Developers could get automatic planning permission to build on disused industrial sites in England.
Ministers would also get powers to seize disused land, while major housing projects could be fast-tracked, and rules on extensions in London relaxed.
Business Secretary Sajid Javid unveiled the plans as part of a broader push to boost Britain's productivity.
It came as official figures showed new house building fell by 5.8% in May, the sharpest decline in nearly four years.
There is a question mark over whether building more homes will boost productivity as much as ministers claim and Labour said the Conservatives had a record of making "empty promises" over the past five years.
Treasury sources say workers are more productive when they live closer to their jobs - but critics say increasing airport capacity and electrifying the Transpennine rail line would have a much bigger effect.
Emran Mian, a director of the Social Market Foundation think tank, said: "I think if I was thinking about a productivity plan, housing wouldn't be the first issue I would leap to."
Electrification of the Trans Pennine line between Manchester and Leeds and a section of the Midland Mainline has been delayed and a decision on a third runway at Heathrow, recommended by an independent commission, will not be made until the end of the year.
Analysts have also questioned whether there is enough brownfield land - a term which refers to land that has previously been developed but is vacant or derelict - available to meet the UK's housing needs over the next 15 years.
Under the new proposals - which will need to be approved by MPs - automatic planning permission would be granted on all "suitable" brownfield sites under a new "zonal" system.
Another change would see ministers seek to scrap the need for planning permission in London for developers who want to extend buildings to the height of neighbouring properties, which they say will "add dynamism" to house building in the capital.
Green belt land
Planning powers will be devolved to mayors in London and Manchester, while enhanced compulsory purchase powers will allow more brownfield land to be made available for development.
There would also be new sanctions for councils that do not deal with planning applications quickly enough, and the government would be able to intervene in councils' local development plans.
Mr Javid told the BBC the 141,000 new homes built last year were a fraction of those needed to meet demand.
"Local people will still have control over planning," he said.
"The point of this is to make sure we build more homes, that local people are still rightly involved in those decisions and we find ways to speed it up."
There was "no need" to build on green belt land, he insisted, to meet the government's targets.
Carrot and stick
"The green belt can be rightly protected.

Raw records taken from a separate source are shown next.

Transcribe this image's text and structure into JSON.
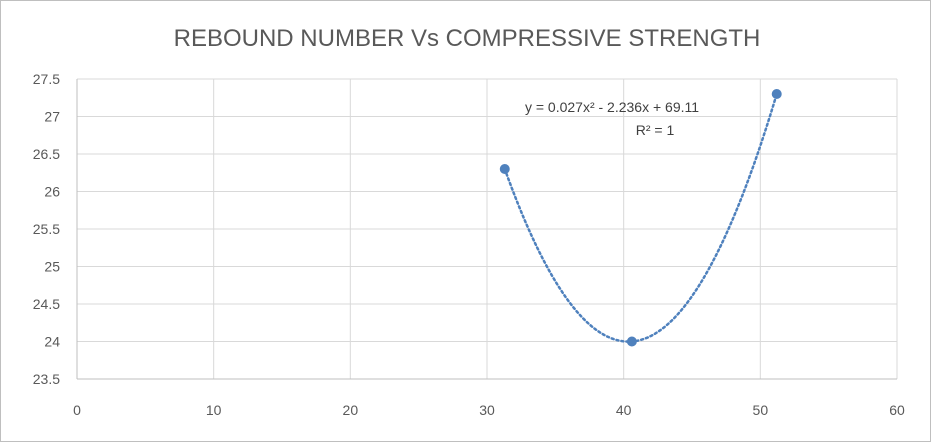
{
  "chart_data": {
    "type": "scatter",
    "title": "REBOUND NUMBER Vs COMPRESSIVE STRENGTH",
    "xlabel": "",
    "ylabel": "",
    "xlim": [
      0,
      60
    ],
    "ylim": [
      23.5,
      27.5
    ],
    "x_ticks": [
      "0",
      "10",
      "20",
      "30",
      "40",
      "50",
      "60"
    ],
    "y_ticks": [
      "23.5",
      "24",
      "24.5",
      "25",
      "25.5",
      "26",
      "26.5",
      "27",
      "27.5"
    ],
    "grid": true,
    "legend": "none",
    "series": [
      {
        "x": [
          31.3,
          40.6,
          51.2
        ],
        "y": [
          26.3,
          24.0,
          27.3
        ],
        "color": "#4f81bd"
      }
    ],
    "trendline": {
      "type": "polynomial",
      "order": 2,
      "color": "#4f81bd",
      "style": "dotted",
      "equation": "y = 0.027x² - 2.236x + 69.11",
      "r_squared": "R² = 1"
    }
  }
}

There is plenty of land which is not green belt that we can build on and which is suitable for housing and we need to get on with it. We need to find new ways to encourage it."

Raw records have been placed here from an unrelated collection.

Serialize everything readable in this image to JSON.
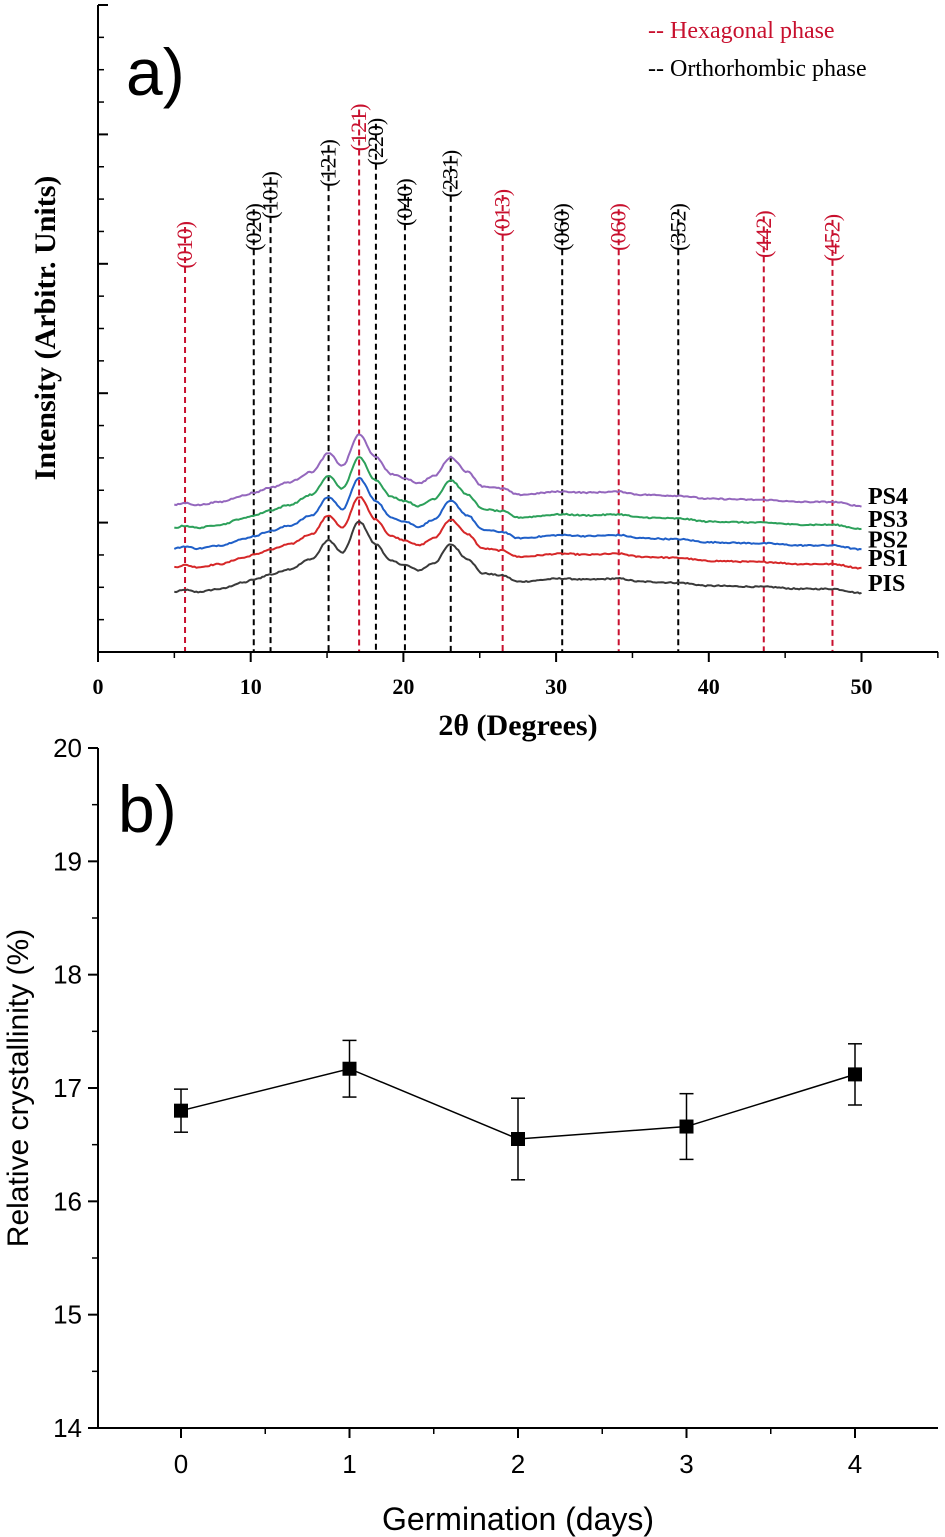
{
  "figure": {
    "panel_a_label": "a)",
    "panel_b_label": "b)"
  },
  "colors": {
    "hexagonal": "#c8102e",
    "orthorhombic": "#000000",
    "PIS": "#3a3a3a",
    "PS1": "#d62728",
    "PS2": "#1f5fc8",
    "PS3": "#2ca05a",
    "PS4": "#9467bd"
  },
  "chart_data": [
    {
      "type": "line",
      "title": "",
      "xlabel": "2θ (Degrees)",
      "ylabel": "Intensity (Arbitr. Units)",
      "xlim": [
        0,
        55
      ],
      "xticks": [
        0,
        10,
        20,
        30,
        40,
        50
      ],
      "ylim": [
        0,
        10
      ],
      "yticks_labels_shown": false,
      "legend": [
        {
          "label": "-- Hexagonal phase",
          "phase": "hexagonal"
        },
        {
          "label": "-- Orthorhombic phase",
          "phase": "orthorhombic"
        }
      ],
      "peaks": [
        {
          "x": 5.7,
          "label": "(010)",
          "phase": "hexagonal",
          "label_top": 3.4
        },
        {
          "x": 10.2,
          "label": "(020)",
          "phase": "orthorhombic",
          "label_top": 2.9
        },
        {
          "x": 11.3,
          "label": "(101)",
          "phase": "orthorhombic",
          "label_top": 2.0
        },
        {
          "x": 15.1,
          "label": "(121)",
          "phase": "orthorhombic",
          "label_top": 1.1
        },
        {
          "x": 17.1,
          "label": "(121)",
          "phase": "hexagonal",
          "label_top": 0.1
        },
        {
          "x": 18.2,
          "label": "(220)",
          "phase": "orthorhombic",
          "label_top": 0.5
        },
        {
          "x": 20.1,
          "label": "(040)",
          "phase": "orthorhombic",
          "label_top": 2.2
        },
        {
          "x": 23.1,
          "label": "(231)",
          "phase": "orthorhombic",
          "label_top": 1.4
        },
        {
          "x": 26.5,
          "label": "(013)",
          "phase": "hexagonal",
          "label_top": 2.5
        },
        {
          "x": 30.4,
          "label": "(060)",
          "phase": "orthorhombic",
          "label_top": 2.9
        },
        {
          "x": 34.1,
          "label": "(060)",
          "phase": "hexagonal",
          "label_top": 2.9
        },
        {
          "x": 38.0,
          "label": "(352)",
          "phase": "orthorhombic",
          "label_top": 2.9
        },
        {
          "x": 43.6,
          "label": "(442)",
          "phase": "hexagonal",
          "label_top": 3.1
        },
        {
          "x": 48.1,
          "label": "(452)",
          "phase": "hexagonal",
          "label_top": 3.2
        }
      ],
      "series": [
        {
          "name": "PIS",
          "offset": 0.0
        },
        {
          "name": "PS1",
          "offset": 1.2
        },
        {
          "name": "PS2",
          "offset": 2.1
        },
        {
          "name": "PS3",
          "offset": 3.1
        },
        {
          "name": "PS4",
          "offset": 4.2
        }
      ],
      "profile": {
        "x": [
          5.0,
          5.7,
          6.5,
          8.0,
          9.5,
          10.2,
          11.3,
          12.5,
          14.0,
          15.1,
          16.0,
          17.1,
          18.2,
          19.2,
          20.1,
          21.0,
          22.0,
          23.1,
          24.2,
          25.2,
          26.5,
          27.5,
          30.4,
          32.0,
          34.1,
          35.5,
          38.0,
          40.0,
          43.6,
          46.0,
          48.1,
          50.0
        ],
        "y": [
          0.0,
          0.1,
          0.0,
          0.15,
          0.45,
          0.6,
          0.85,
          1.1,
          1.6,
          2.5,
          1.9,
          3.4,
          2.3,
          1.5,
          1.3,
          1.05,
          1.4,
          2.3,
          1.6,
          0.9,
          0.8,
          0.5,
          0.65,
          0.6,
          0.65,
          0.5,
          0.45,
          0.3,
          0.25,
          0.15,
          0.15,
          -0.05
        ]
      },
      "series_labels_order": [
        "PS4",
        "PS3",
        "PS2",
        "PS1",
        "PIS"
      ]
    },
    {
      "type": "scatter",
      "title": "",
      "xlabel": "Germination (days)",
      "ylabel": "Relative crystallinity (%)",
      "xlim": [
        -0.5,
        4.5
      ],
      "ylim": [
        14,
        20
      ],
      "xticks": [
        0,
        1,
        2,
        3,
        4
      ],
      "yticks": [
        14,
        15,
        16,
        17,
        18,
        19,
        20
      ],
      "x": [
        0,
        1,
        2,
        3,
        4
      ],
      "y": [
        16.8,
        17.17,
        16.55,
        16.66,
        17.12
      ],
      "error": [
        0.19,
        0.25,
        0.36,
        0.29,
        0.27
      ],
      "connected": true
    }
  ]
}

In 2013, ministers were forced to back track on plans to allow single-storey extensions of a certain size to be built without planning permission, so that neighbours would have the right to be consulted on building work.

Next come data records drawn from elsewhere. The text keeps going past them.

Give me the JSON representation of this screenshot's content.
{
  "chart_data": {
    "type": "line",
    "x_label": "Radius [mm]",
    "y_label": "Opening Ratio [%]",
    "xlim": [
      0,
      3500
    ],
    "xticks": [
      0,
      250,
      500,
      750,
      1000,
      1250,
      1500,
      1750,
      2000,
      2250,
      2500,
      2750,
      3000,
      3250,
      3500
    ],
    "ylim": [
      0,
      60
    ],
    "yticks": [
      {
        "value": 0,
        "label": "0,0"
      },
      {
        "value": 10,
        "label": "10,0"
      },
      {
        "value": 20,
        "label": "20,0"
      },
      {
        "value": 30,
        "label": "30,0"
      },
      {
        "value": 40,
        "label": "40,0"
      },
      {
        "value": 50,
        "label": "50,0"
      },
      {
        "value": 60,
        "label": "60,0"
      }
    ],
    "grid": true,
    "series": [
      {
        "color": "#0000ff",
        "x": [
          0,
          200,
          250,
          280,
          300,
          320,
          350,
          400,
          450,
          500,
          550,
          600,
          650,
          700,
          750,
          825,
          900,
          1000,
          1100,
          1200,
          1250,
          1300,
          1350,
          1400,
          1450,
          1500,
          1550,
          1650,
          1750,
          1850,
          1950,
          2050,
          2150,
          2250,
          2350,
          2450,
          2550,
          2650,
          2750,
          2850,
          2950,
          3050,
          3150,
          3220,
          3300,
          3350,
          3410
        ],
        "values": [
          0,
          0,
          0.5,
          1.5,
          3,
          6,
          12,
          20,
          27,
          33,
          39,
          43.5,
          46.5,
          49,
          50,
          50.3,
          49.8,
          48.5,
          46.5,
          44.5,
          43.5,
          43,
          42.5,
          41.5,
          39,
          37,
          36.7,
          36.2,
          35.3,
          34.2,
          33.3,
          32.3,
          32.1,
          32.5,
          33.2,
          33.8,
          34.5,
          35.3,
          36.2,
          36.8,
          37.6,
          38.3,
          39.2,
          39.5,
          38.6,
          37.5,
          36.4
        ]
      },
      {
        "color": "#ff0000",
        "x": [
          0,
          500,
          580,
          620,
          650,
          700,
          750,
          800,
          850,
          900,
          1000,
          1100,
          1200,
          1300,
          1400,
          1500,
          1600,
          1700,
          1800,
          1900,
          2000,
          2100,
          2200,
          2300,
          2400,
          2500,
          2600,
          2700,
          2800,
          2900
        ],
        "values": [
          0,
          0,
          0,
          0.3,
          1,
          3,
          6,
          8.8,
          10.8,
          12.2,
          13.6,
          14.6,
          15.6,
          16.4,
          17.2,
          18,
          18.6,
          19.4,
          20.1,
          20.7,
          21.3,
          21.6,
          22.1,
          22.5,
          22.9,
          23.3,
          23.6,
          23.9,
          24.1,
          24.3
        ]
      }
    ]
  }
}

Mark Field, Conservative MP for Westminster and the Cities of London, said the chancellor may have "run out of patience" with councils for dragging their feet on the issue and he expected "some kickback" against the plans, including from Conservative-run county councils.
"We have tried the carrot approach with our councils and now we need to have more of a stick," he told the BBC's Daily Politics. "Whether that stick works is another matter."
But the Local Government Association said councils were not holding up new homes and that developers were not prioritising brownfield sites. It called for stronger compulsory purchase order powers to allow councils to buy up sites "stuck in the system".
Labour said productivity had stagnated since 2010 and was forecast to fall in every year up to 2020.
"Today's document is a patchwork of existing schemes rather than a substantial reform to boost skills, business growth and wages," said shadow Treasury secretary Shabana Mahmood.
"Working people need delivery, not more empty promises. Instead of investing in the infrastructure and skills we need, the government are dithering on airports, have cancelled the electrification of key rail lines and have rebadged existing training as apprenticeships."
The Fixing the Foundations package also includes measures on higher education, transport, devolution of powers to cities and trade although much of its contents were announced in Wednesday's Budget
Speaking in Birmingham at the report's launch, Mr Javid pledged to get "Britain moving, building and learning".
He acknowledged the UK was falling behind its competitors in terms of productivity, saying it took British workers five days more than their German counterparts to match their output per hour.
This, he said, was not the fault of workers, whose commitment was "second to none", but of the failure of successive governments to modernise infrastructure and invest in skills and training.
Up to £100bn would be spent on improving the transport network by 2020, he said, warning that unless action was taken 100 million working days would be lost every year to congestion by 2040.